FOLKLORE AND MYTHOLOGY
The
Healing Power and Magical Effect of Art, Images, Talismans, Mantras and Masks
By Dr. Jacques Mercier
Photo: Zahuli mask dancing,
Guro people, Cote d'Ivoire.
Talismans"
and "fetishes" have been exciting Western curiosity for a long time: Les
Curiositez inouyes sur la sculpture talismanique des Persans
(Unheard-of curiosities in the talismanic sculpture of the Persians), by
Jacques Gaffarel, appeared in 1629, and Du Culte des dieux fetiches
(On the cult of the fetish gods), by Charles de Brosses, in 1760. The first
of these works, a popularization of erudite humanist scholarship, was part
of the movement to rehabilitate antiquity that developed after the collapse
of Christian scholasticism; the bases of the second were the belief in
progress and the slave trade. For de Brosses, African fetishes are "nothing
else but the first object that it pleases each nation or each individual to
select and to consecrate.... They are sacred objects and talismans for the
blacks, as much as gods are." He identifies this African religion with that
of "ancient peoples."
Photo:
Afro-Brazilian altar to the Yoruba creator God Oju Oxala, also known as
Obatala, as installed in 'Face of the Gods,' Museum of African Art, New
York, 1993.
This opinion, restated by Auguste Comte and the proponents of evolutionism, was taken as a lasting proof for 150 years: fetishism is the most primitive form of religion; fetishes and talismans are somewhat arbitrarily chosen objects. It was another several decades before a better ethnographic acquaintance with these objects, linked to the development of a critical understanding of the workings of religion in our own, Western societies, deconstructed these ideas of fetishism and indeed of magic. Today these objects have regained their power to amaze. Their topicality signifies not a return to magic and the irrational during a period of crisis but an opening of new cultural perspectives on them. That perspective begins by taking their therapeutic function into account. Why this interest in the use of works of art in medicine? Beyond the problems internal to these therapies, and the evolution in the understanding of the work of art (notably with the introduction of the notion of the Gestaltung, the artwork's configuration-literally, the form's forming), we are led to acknowledge the existence of other events, of which the most important is the change in the status of the image. Omnipresent on screen and on paper, it rivals and even supplants speech as a medium of communication.
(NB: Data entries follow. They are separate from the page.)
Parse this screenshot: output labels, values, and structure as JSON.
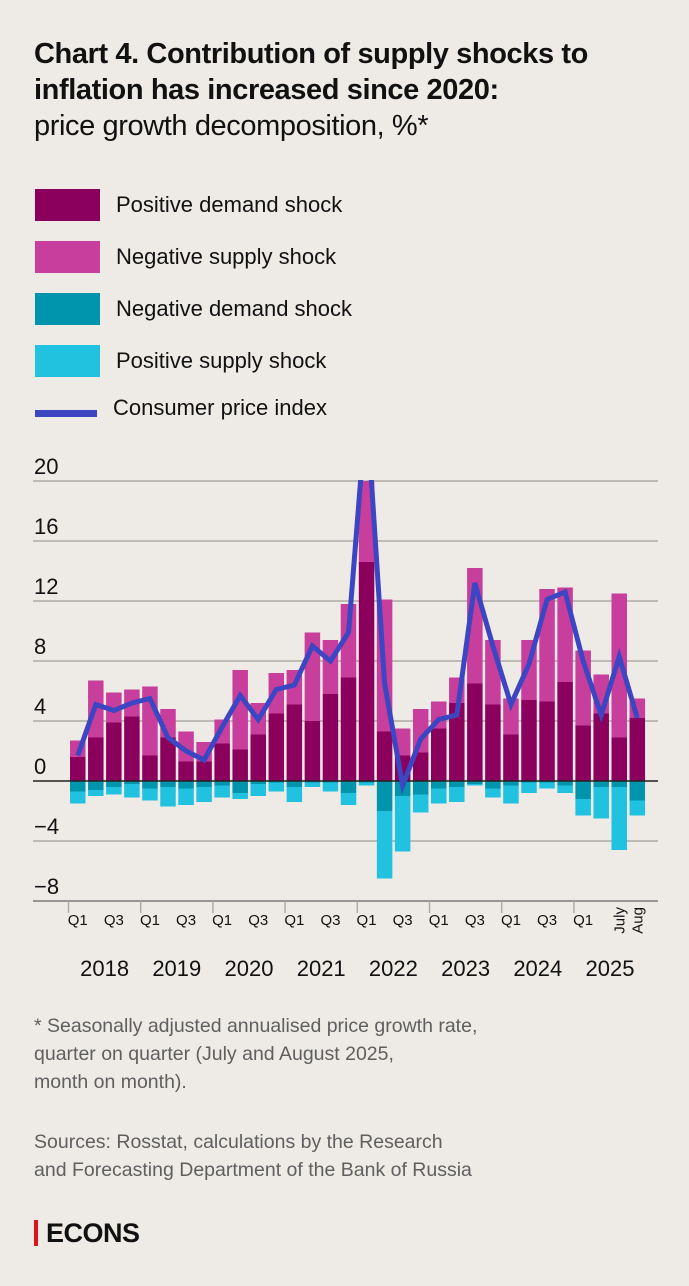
{
  "header": {
    "title_bold": "Chart 4. Contribution of supply shocks to inflation has increased since 2020:",
    "title_sub": "price growth decomposition, %*"
  },
  "legend": [
    {
      "label": "Positive demand shock",
      "color": "#8a005c",
      "kind": "box"
    },
    {
      "label": "Negative supply shock",
      "color": "#c83e9c",
      "kind": "box"
    },
    {
      "label": "Negative demand shock",
      "color": "#0094ad",
      "kind": "box"
    },
    {
      "label": "Positive supply shock",
      "color": "#21c2e0",
      "kind": "box"
    },
    {
      "label": "Consumer price index",
      "color": "#3d46c2",
      "kind": "line"
    }
  ],
  "footnote": "* Seasonally adjusted annualised price growth rate, quarter on quarter (July and August 2025, month on month).",
  "footnote_lines": [
    "* Seasonally adjusted annualised price growth rate,",
    "quarter on quarter (July and August 2025,",
    "month on month)."
  ],
  "sources_lines": [
    "Sources: Rosstat, calculations by the Research",
    "and Forecasting Department of the Bank of Russia"
  ],
  "brand": "ECONS",
  "chart_data": {
    "type": "bar",
    "stacked": true,
    "title": "Contribution of supply shocks to inflation has increased since 2020: price growth decomposition, %",
    "xlabel": "",
    "ylabel": "%",
    "ylim": [
      -8,
      20
    ],
    "yticks": [
      20,
      16,
      12,
      8,
      4,
      0,
      -4,
      -8
    ],
    "ytick_labels": [
      "20",
      "16",
      "12",
      "8",
      "4",
      "0",
      "−4",
      "−8"
    ],
    "grid": true,
    "legend_position": "top",
    "categories": [
      "2018 Q1",
      "2018 Q2",
      "2018 Q3",
      "2018 Q4",
      "2019 Q1",
      "2019 Q2",
      "2019 Q3",
      "2019 Q4",
      "2020 Q1",
      "2020 Q2",
      "2020 Q3",
      "2020 Q4",
      "2021 Q1",
      "2021 Q2",
      "2021 Q3",
      "2021 Q4",
      "2022 Q1",
      "2022 Q2",
      "2022 Q3",
      "2022 Q4",
      "2023 Q1",
      "2023 Q2",
      "2023 Q3",
      "2023 Q4",
      "2024 Q1",
      "2024 Q2",
      "2024 Q3",
      "2024 Q4",
      "2025 Q1",
      "2025 Q2",
      "2025 July",
      "2025 Aug"
    ],
    "x_tick_labels": [
      {
        "index": 0,
        "label": "Q1"
      },
      {
        "index": 2,
        "label": "Q3"
      },
      {
        "index": 4,
        "label": "Q1"
      },
      {
        "index": 6,
        "label": "Q3"
      },
      {
        "index": 8,
        "label": "Q1"
      },
      {
        "index": 10,
        "label": "Q3"
      },
      {
        "index": 12,
        "label": "Q1"
      },
      {
        "index": 14,
        "label": "Q3"
      },
      {
        "index": 16,
        "label": "Q1"
      },
      {
        "index": 18,
        "label": "Q3"
      },
      {
        "index": 20,
        "label": "Q1"
      },
      {
        "index": 22,
        "label": "Q3"
      },
      {
        "index": 24,
        "label": "Q1"
      },
      {
        "index": 26,
        "label": "Q3"
      },
      {
        "index": 28,
        "label": "Q1"
      },
      {
        "index": 30,
        "label": "July",
        "rotated": true
      },
      {
        "index": 31,
        "label": "Aug",
        "rotated": true
      }
    ],
    "year_labels": [
      {
        "label": "2018",
        "start": 0,
        "count": 4
      },
      {
        "label": "2019",
        "start": 4,
        "count": 4
      },
      {
        "label": "2020",
        "start": 8,
        "count": 4
      },
      {
        "label": "2021",
        "start": 12,
        "count": 4
      },
      {
        "label": "2022",
        "start": 16,
        "count": 4
      },
      {
        "label": "2023",
        "start": 20,
        "count": 4
      },
      {
        "label": "2024",
        "start": 24,
        "count": 4
      },
      {
        "label": "2025",
        "start": 28,
        "count": 4
      }
    ],
    "series": [
      {
        "name": "Positive demand shock",
        "color": "#8a005c",
        "type": "bar",
        "values": [
          1.6,
          2.9,
          3.9,
          4.3,
          1.7,
          2.9,
          1.3,
          1.3,
          2.5,
          2.1,
          3.1,
          4.5,
          5.1,
          4.0,
          5.8,
          6.9,
          14.6,
          3.3,
          1.7,
          1.9,
          3.5,
          5.2,
          6.5,
          5.1,
          3.1,
          5.4,
          5.3,
          6.6,
          3.7,
          4.5,
          2.9,
          4.2
        ]
      },
      {
        "name": "Negative supply shock",
        "color": "#c83e9c",
        "type": "bar",
        "values": [
          1.1,
          3.8,
          2.0,
          1.8,
          4.6,
          1.9,
          2.0,
          1.3,
          1.6,
          5.3,
          2.1,
          2.7,
          2.3,
          5.9,
          3.6,
          4.9,
          6.0,
          8.8,
          1.8,
          2.9,
          1.8,
          1.7,
          7.7,
          4.3,
          2.4,
          4.0,
          7.5,
          6.3,
          5.0,
          2.6,
          9.6,
          1.3
        ]
      },
      {
        "name": "Negative demand shock",
        "color": "#0094ad",
        "type": "bar",
        "values": [
          -0.7,
          -0.6,
          -0.4,
          -0.2,
          -0.5,
          -0.4,
          -0.5,
          -0.4,
          -0.3,
          -0.8,
          -0.2,
          -0.1,
          -0.4,
          -0.1,
          -0.1,
          -0.8,
          -0.1,
          -2.0,
          -1.0,
          -0.9,
          -0.5,
          -0.4,
          -0.2,
          -0.5,
          -0.3,
          -0.1,
          -0.1,
          -0.3,
          -1.2,
          -0.4,
          -0.4,
          -1.3
        ]
      },
      {
        "name": "Positive supply shock",
        "color": "#21c2e0",
        "type": "bar",
        "values": [
          -0.8,
          -0.4,
          -0.5,
          -0.9,
          -0.8,
          -1.3,
          -1.1,
          -1.0,
          -0.8,
          -0.4,
          -0.8,
          -0.6,
          -1.0,
          -0.3,
          -0.6,
          -0.8,
          -0.2,
          -4.5,
          -3.7,
          -1.2,
          -1.0,
          -1.0,
          -0.1,
          -0.6,
          -1.2,
          -0.7,
          -0.4,
          -0.5,
          -1.1,
          -2.1,
          -4.2,
          -1.0
        ]
      },
      {
        "name": "Consumer price index",
        "color": "#3d46c2",
        "type": "line",
        "values": [
          1.7,
          5.1,
          4.7,
          5.2,
          5.5,
          2.9,
          2.0,
          1.4,
          3.6,
          5.7,
          4.1,
          6.1,
          6.4,
          9.0,
          8.0,
          9.9,
          25.0,
          6.5,
          -0.3,
          2.8,
          4.1,
          4.4,
          13.2,
          9.0,
          5.1,
          7.8,
          12.1,
          12.6,
          8.0,
          4.4,
          8.3,
          4.2
        ]
      }
    ]
  }
}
Until now, language has classically been the medium of the cogitio, the model for understanding the unconscious, the narrative image's support. What can the image, or the plastic expression of a subject, supply that language cannot? What subject is secreted by the world of the image? Objects endowed with effectiveness and therefore with a certain autonomy, may make a critical contribution to this debate. For theoreticians of the image, the Byzantine icon is among the most seductive objects of all.
Photo:
Pablo Picasso's Demoiselles d'Avignon-"my first exorcism painting," in the
words of the artist. 1907, oil on canvas, 244 x 234 cm. Collection: The Museum
of Modern Art, New York. Acquired through the Lillie P. Bliss Bequest. Photo:
copyright 1966 The Museum of Modern Art, New York.
The new Western interest in African objects' functions may be manifested by artists themselves. After a visit to an exhibition in which Ethiopian talismans were presented as medicinal rather than as merely aesthetic objects, teachers at Paris' Ecole des Beaux-arts wanted to invite the talisman-maker Gedewon to create a workshop there for a month, for they saw in his works a force "much larger" than that in works based purely in the aesthetic. They were interested in his "stance." Picasso spoke similarly of the objects that so strongly impressed him on his famous visit to the Trocadero one day in 1907. Talking thirty years later, to Andre Malraux, he described his sudden realization that African masks were not just "good forms," as they were for his friends Andre Derain and Georges Braque, but "magic things," "intercessors" between men and evil, "tools" against pain and danger. It was at that moment, he said, that he understood what it meant to be a painter. In many respects, the thinking of Parisian artists today is continuous with that of Picasso. They feel an artist's emotion in front of Ethiopian talismans, and they are probably familiar with Picasso's adventure, even if they don't remember it at that moment. In their educational role, they are particularly versed in the evolution of the artwork and its meanings during our century: subject to a greater and greater defoliation, part ideological, part critical, it has been either relieved or voided of its essence, depending on one's point of view. This may be the cause of their enthusiasm for overdetermined, violent works. In 1907, Picasso reacted to the Trocadero experience by painting the final version of Les Demoiselles d'Avignon: "They [the demoiselles] must have arrived that day, but not at all because of the [African] forms: because it was my first exorcism canvas" (Malraux 1974:17-18).